Ainda de acordo com Silva, esse é o mesmo problema que impede a continuação das obras de ciclofaixa e ciclovia na rua Gustavo Zimmermann, na Itoupava Central. O secretário promete resolver o empecilho no começo de 2018. Se somados, os trabalhos de mobilidade nessas vias todas passam dos R$ 4 milhões em investimentos. O dinheiro vem da parceria feita entre prefeitura e governo federal.

Com o PAC 2 Mobilidade, R$ 20 milhões estão garantidos para investimentos em infraestrutura viária como ciclovias, ciclofaixas, passeios compartilhados e abrigos de ônibus. Das dez obras listadas no pacote, duas foram finalizadas. Ambas no Centro.

Ciclovia e ciclofaixa do Centro

A pouco mais de dez quilômetros da Itoupavazinha, a ciclovia da Alameda Rio Branco e a ciclofaixa da rua Nereu Ramos estão praticamente prontas. Com pouco mais de dois quilômetros de extensão e custo total de mais de R$ 2,5 milhões, pequenos ajustes separam a entrega oficial das obras, que começaram um ano depois da Itoupavazinha. Com a prorrogação do contrato feita em novembro, a empresa responsável, Ramos Terraplanagem, tem até maio para entregar as melhorias.

Alguns tachões ficaram em locais inapropriados, como na entrada de estacionamentos. Para que isso possa ser reparado o prazo foi estendido, explica o secretário Régis Evaloir da Silva.

Grande espera, velhos problemas


Andar de bicicleta pela via principal do bairro Itoupavazinha pode se tornar um desafio. O professor de História Henrique Luiz Voltolini encara a aventura na Frederico Jensen quase diariamente. Para chegar à escola Visconde de Taunay, onde trabalha, disputa espaço com os carros. De capacete, roupa esportiva e mochila nas costas, Voltolini não conhecia o projeto de ciclovia:

“Minimizaria um pouco o perigo, mas não vai tirar completamente, porque isso é uma questão de educação também, tanto dos motoristas quanto dos ciclistas”, avalia.

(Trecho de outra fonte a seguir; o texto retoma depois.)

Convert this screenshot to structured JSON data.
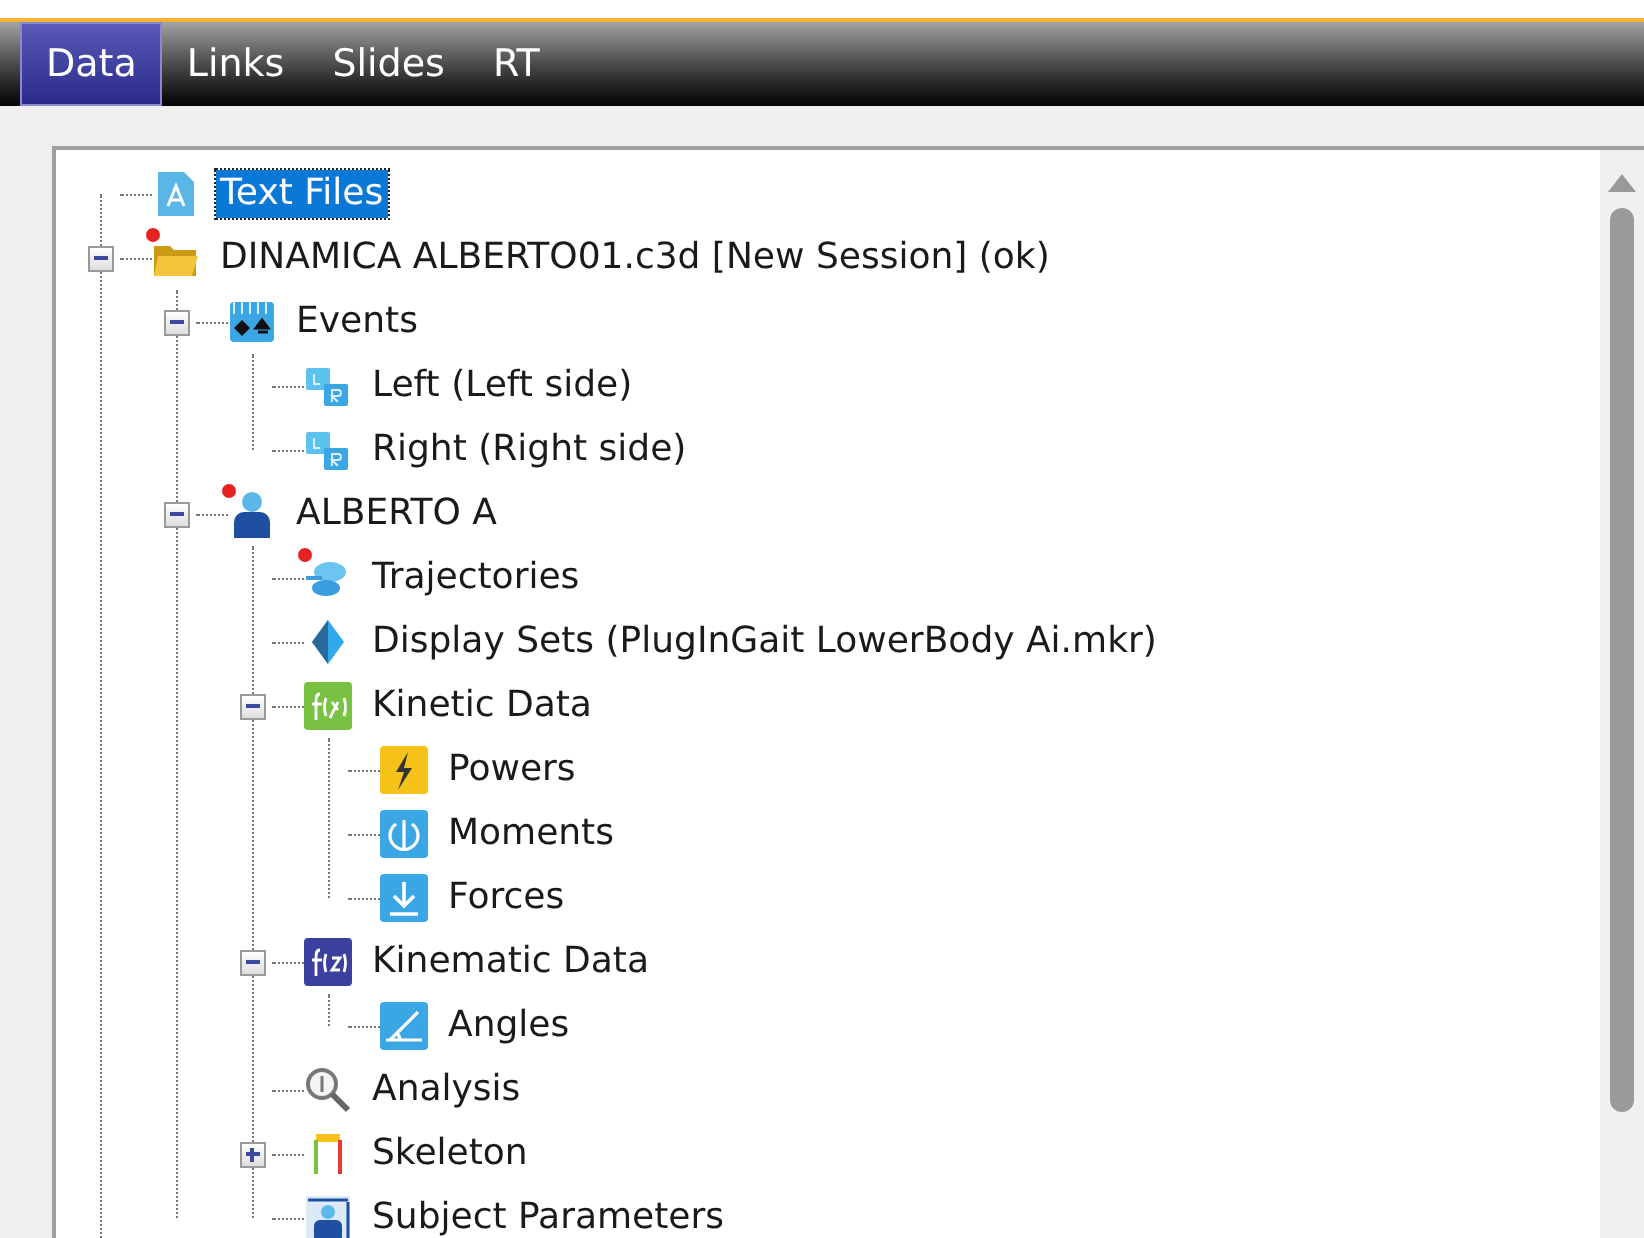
{
  "tabs": [
    {
      "label": "Data",
      "selected": true
    },
    {
      "label": "Links",
      "selected": false
    },
    {
      "label": "Slides",
      "selected": false
    },
    {
      "label": "RT",
      "selected": false
    }
  ],
  "tree": [
    {
      "label": "Text Files",
      "kind": "text-file",
      "selected": true,
      "flagged": false
    },
    {
      "label": "DINAMICA ALBERTO01.c3d [New Session] (ok)",
      "kind": "folder",
      "selected": false,
      "flagged": true,
      "expanded": true,
      "children": [
        {
          "label": "Events",
          "kind": "events",
          "selected": false,
          "flagged": false,
          "expanded": true,
          "children": [
            {
              "label": "Left (Left side)",
              "kind": "side",
              "selected": false,
              "flagged": false
            },
            {
              "label": "Right (Right side)",
              "kind": "side",
              "selected": false,
              "flagged": false
            }
          ]
        },
        {
          "label": "ALBERTO A",
          "kind": "subject",
          "selected": false,
          "flagged": true,
          "expanded": true,
          "children": [
            {
              "label": "Trajectories",
              "kind": "trajectories",
              "selected": false,
              "flagged": true
            },
            {
              "label": "Display Sets (PlugInGait LowerBody Ai.mkr)",
              "kind": "display-set",
              "selected": false,
              "flagged": false
            },
            {
              "label": "Kinetic Data",
              "kind": "kinetic",
              "selected": false,
              "flagged": false,
              "expanded": true,
              "children": [
                {
                  "label": "Powers",
                  "kind": "power",
                  "selected": false,
                  "flagged": false
                },
                {
                  "label": "Moments",
                  "kind": "moment",
                  "selected": false,
                  "flagged": false
                },
                {
                  "label": "Forces",
                  "kind": "force",
                  "selected": false,
                  "flagged": false
                }
              ]
            },
            {
              "label": "Kinematic Data",
              "kind": "kinematic",
              "selected": false,
              "flagged": false,
              "expanded": true,
              "children": [
                {
                  "label": "Angles",
                  "kind": "angle",
                  "selected": false,
                  "flagged": false
                }
              ]
            },
            {
              "label": "Analysis",
              "kind": "analysis",
              "selected": false,
              "flagged": false
            },
            {
              "label": "Skeleton",
              "kind": "skeleton",
              "selected": false,
              "flagged": false,
              "expanded": false
            },
            {
              "label": "Subject Parameters",
              "kind": "parameters",
              "selected": false,
              "flagged": false
            }
          ]
        }
      ]
    }
  ]
}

Durante a conversa, Voltolini estava parado sobre um trecho sem pavimentação, logo após a saída da rua Professor Jacob Ineichen. A ciclovia da rua Frederico Jensen terminaria exatamente ali, começando na saída da rua Ari Barroso.

O trecho apresenta partes pavimentadas, calçadas novas com lajotas faltantes, margens sem asfalto e outras prontas para uso. Sem unidade no trajeto, moradores evitam andar pela região até mesmo a pé, já que dividir espaço com os automóveis é uma opção temida por muitos.

A finalização da obra seria sinônimo de solução para o velho problema de transitar sem segurança pela via. Ao menos nos dois quilômetros previstos no projeto.